The Beauty Of The Blue-fronted Amazon

Beauty Of Animlas | The Beauty Of The Blue-fronted Amazon |  The Blue-fronted Amazon (Amazona aestiva), also called the Turquoise-fronted Amazon and Blue-fronted Parrot, is a South American species of Amazon parrot and one of the most common Amazon parrots kept in captivity as a pet or companion parrot. Its common name is derived from the distinctive blue marking on its head just above its beak.

The Blue-fronted Amazon is a mainly green parrot about 38 cm (15 in) long. They have blue feathers on the forehead above the beak and yellow on the face and crown. Distribution of blue and yellow varies greatly among individuals. Unlike most other Amazona parrots, its beak is mostly black. There is no overt sexual dimorphism. Juveniles of all parrots are duller and have dark irises.

The Blue-fronted Amazon is commonly seen as a pet, both in South America and other parts of the world. Their talking ability varies greatly from individual to individual, but some speak nearly as well as the Yellow-headed Amazon group (Yellow-naped, Panama, Yellow-crowned, Double Yellow-headeds. They seem to have a proclivity for singing. They require interaction but also can play with toys contently for several hours at a time. Pets require plenty of toys, perches, and climbing room. As with some other birds, under no circumstances are Blue-fronted Amazons to eat avocado.
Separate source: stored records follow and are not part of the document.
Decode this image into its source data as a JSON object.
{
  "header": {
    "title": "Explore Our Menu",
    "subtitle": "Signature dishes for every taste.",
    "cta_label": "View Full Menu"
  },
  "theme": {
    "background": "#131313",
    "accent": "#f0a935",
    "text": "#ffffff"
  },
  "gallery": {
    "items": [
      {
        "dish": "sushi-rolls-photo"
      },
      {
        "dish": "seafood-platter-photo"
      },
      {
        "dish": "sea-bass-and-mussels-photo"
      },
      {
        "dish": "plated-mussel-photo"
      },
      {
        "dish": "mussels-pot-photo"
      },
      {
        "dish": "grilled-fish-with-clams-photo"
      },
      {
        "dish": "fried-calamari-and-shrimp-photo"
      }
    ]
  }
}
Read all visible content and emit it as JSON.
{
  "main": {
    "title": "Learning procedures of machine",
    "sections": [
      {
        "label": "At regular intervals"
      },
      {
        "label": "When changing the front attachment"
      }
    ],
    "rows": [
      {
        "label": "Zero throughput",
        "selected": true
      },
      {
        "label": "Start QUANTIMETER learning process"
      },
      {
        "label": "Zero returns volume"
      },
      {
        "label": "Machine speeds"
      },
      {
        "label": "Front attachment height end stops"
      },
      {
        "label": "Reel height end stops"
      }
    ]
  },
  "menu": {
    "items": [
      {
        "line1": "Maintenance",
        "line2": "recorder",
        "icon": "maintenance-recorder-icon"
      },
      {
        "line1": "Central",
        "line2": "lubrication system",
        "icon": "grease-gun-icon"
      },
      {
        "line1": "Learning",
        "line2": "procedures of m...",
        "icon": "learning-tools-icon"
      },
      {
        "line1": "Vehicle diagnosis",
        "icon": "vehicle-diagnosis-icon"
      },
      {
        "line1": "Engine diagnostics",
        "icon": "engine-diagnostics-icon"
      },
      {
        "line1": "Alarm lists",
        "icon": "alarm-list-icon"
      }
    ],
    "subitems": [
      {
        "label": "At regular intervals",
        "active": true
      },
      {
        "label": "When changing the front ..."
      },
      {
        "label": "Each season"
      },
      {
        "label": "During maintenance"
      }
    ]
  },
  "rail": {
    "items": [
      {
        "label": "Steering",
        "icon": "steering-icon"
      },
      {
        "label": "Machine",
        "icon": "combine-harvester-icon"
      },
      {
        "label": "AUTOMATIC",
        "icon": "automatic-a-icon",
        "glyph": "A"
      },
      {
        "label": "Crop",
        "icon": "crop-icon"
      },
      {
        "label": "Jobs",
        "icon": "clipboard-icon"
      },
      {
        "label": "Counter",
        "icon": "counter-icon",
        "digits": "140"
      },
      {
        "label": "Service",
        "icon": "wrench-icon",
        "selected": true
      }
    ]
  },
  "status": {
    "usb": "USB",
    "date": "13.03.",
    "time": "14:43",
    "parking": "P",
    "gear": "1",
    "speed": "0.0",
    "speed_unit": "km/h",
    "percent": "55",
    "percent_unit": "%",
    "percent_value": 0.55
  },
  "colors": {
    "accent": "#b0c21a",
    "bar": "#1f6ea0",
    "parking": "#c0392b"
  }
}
Some individuals, particularly males, can be aggressive in spring, the mating season.

An extremely rare red (or chocolate raspberry) mutation of the species appeared in captivity in 2004, bred by the psittaculturist, Howard Voren. The mutation results in yellow plumage being replaced by that of a red/pink hue and greens with a chocolate-brown, with the depth and intensity of colour varying by location upon the body.